New systems installed included IP CCTV, access control, general and cell intercoms and panic and affray alarms. Essex Police wanted to be able to control all their systems from a single user interface.
“We have a duty of care for people that come in,” said Inspector Grafton. “There is a high number of people who are addicted to drugs or are alcohol dependant and there’s a very high proportion of people suffering from mental health problems so we need to make sure that we look after them.”
The ClearView Solution
The new custody area, which has seen the number of cells increased from 11 to 15, has a state-of-the-art electronic security system installed by ClearView. This enables any custody sergeant to electronically oversee any aspect of the suite, including controlling the lights and, if necessary, stopping the toilet from flushing to preserve any evidence that may be disposed of that way.

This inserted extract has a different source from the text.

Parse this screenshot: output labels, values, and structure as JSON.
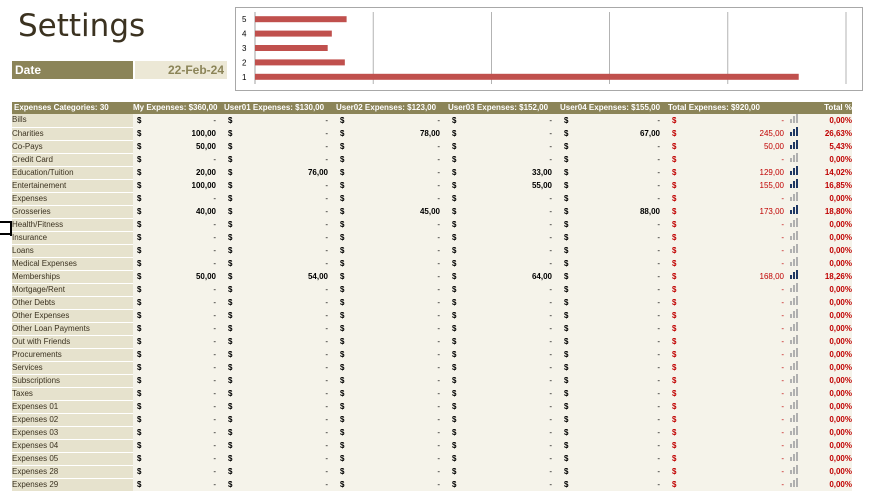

Among the new cells is one “dry cell” which does not have a toilet and has a glass door for easy visibility in case a detainee is at risk of self-harm. There are now also disabled toilet facilities and a separate kitchen.
The new cells are now also all equipped with touch pad communication and automatic alarms. For the 11 x custody sergeants and 11 x custody detention officers, the improvements are set to make their challenging job that much easier.
Inspector Debbie Grafton, who has worked in the custody centre for six years, said: “Previously, Chelmsford was a modern dungeon really. We now have all these things that are important for us to have more control. . . Obviously our main concern is the care of detainees. They have only been arrested – not charged, so they are not necessarily even criminals.”
Chief Inspector Joe Wrigley said: “Chelmsford is a city with one of the busiest night time economies in the county. Its custody suite is one of the most central and accessible in Essex, so we needed to increase provision to meet demand. . . The new suite means that police officers can patrol the town in a more efficient way, returning to the streets more quickly after taking a detainee to a local suite rather than having to travel to another.”